Proudly positioned at the apex of Connecticut Avenue, this monumental Beaux Arts residence was constructed in 1908-09 to the plans of the noted local firm of Hornblower and Marshall for local merchandising magnate Alvin Mason Lothrop. The house in its scale, style and site illustrates the wealth, social grandeur and architectural elegance that were the hallmarks of Washington and American society at the turn of the 20th century.

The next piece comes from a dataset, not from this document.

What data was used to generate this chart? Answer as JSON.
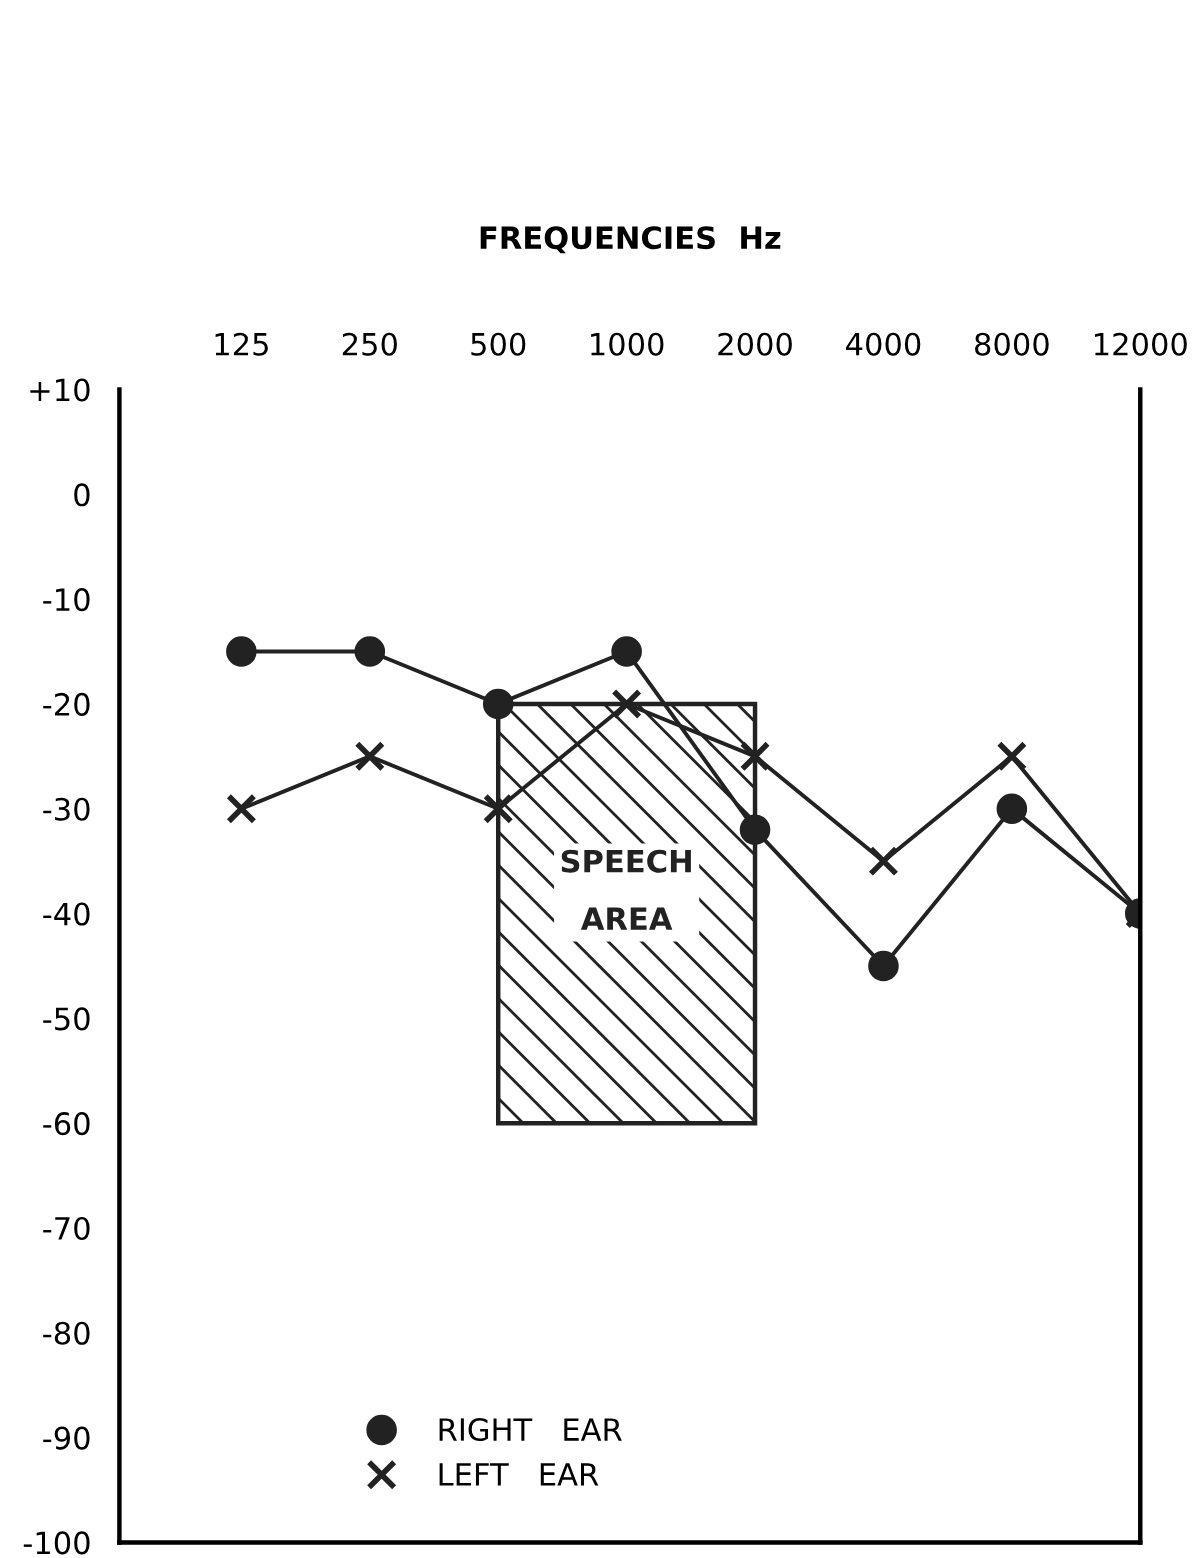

The Beaux Arts style of the mansion exemplifies Washington taste during the early years of the 20th century. The significance of the plan in taking advantage of the site, its dependence on classically-derived motifs, and the use of the refined and white-colored Indiana limestone clearly establish its Beaux Arts association. However, although based on principles derived from the Beaux Arts philosophy, the design of the house illustrates an unusual derivation of historic motifs. More typically, the historic association is derived from French classicism as inspired by the Italian Renaissance, or from the earlier source of Imperial Rome. Here, the specific motif is derived from Italian Renaissance classicism, but it is one borrowed laterally from a strain of design more typically associated with English classicism. The architect's employment of Italian motifs in the attic dormer and entrance architrave is clear; the French variations in the windows and ornamental ironwork is obvious; but the proportions, simple massing, hipped roof, projecting central pavilion and restrained ornament conjure architecture of Georgian England rather than 18th century France.
Due to the use of the building for diplomatic purposes, it has not been possible to gain access to the interior. The interior was reported to have been remodeled in the 1970s, when the building was purchased by the U.S.S.R. to serve as their trade mission center.